Lucerys quiso responder a algo, lo que fuera, en serio que quería, pero unas risas muy familiares lo obligaron a girar el rostro en su dirección; Jacaerys y Rhaedes se correteaban en la orilla de la playa. Siendo felices. Amándose. Porque ella también lo amaba. Estaba seguro de eso.
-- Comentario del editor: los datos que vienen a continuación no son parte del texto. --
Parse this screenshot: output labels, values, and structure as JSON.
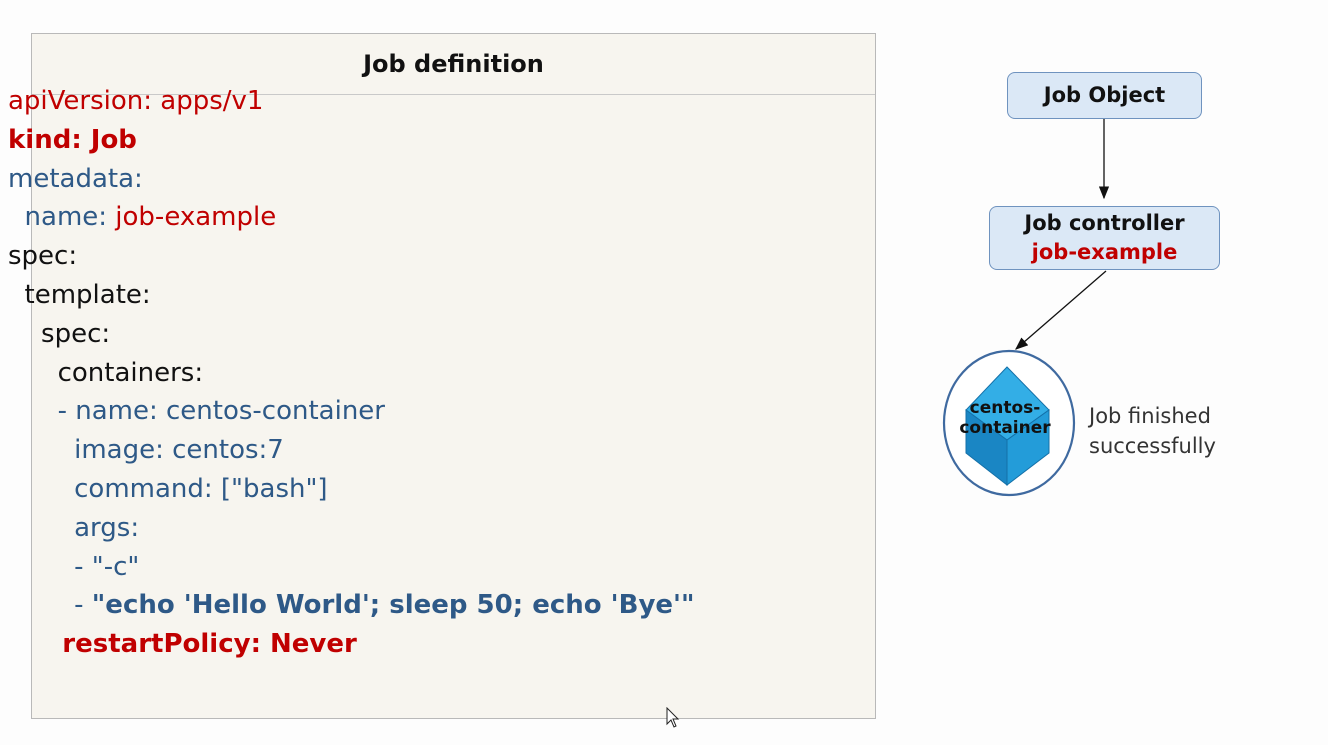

Su hermano era perfecto en toda la extensión de la palabra. ¿Cómo no amarlo? Ambos eran perfectos. Estaban hechos el uno para el otro.
Se suponía que debía ser feliz por ellos. Se suponía que tenía que compartir la felicidad de su preciado hermano mayor. Entonces, ¿por qué se sentía tan desgraciado? Como si, de pronto, el peso sobre sus hombros se hubiera vuelto más pesado durante los últimos años.
¿Y si Rhaedes lo odiaba? Necesitaba preguntárselo. Llevaba años cargando con aquella duda en su alma. ¿Ella era feliz? ¿Agradecía que él la hubiese salvado de la muerte? Un sinfín de dudas se apretujaban en su interior. Sin embargo, tal parecía, que nunca serían respondidas.
Jacaerys sujetó del rostro a su prometida y apartándole el cabello, la besó.
Lucerys cerró los ojos.
— Hera, voy a cumplir con mi deber.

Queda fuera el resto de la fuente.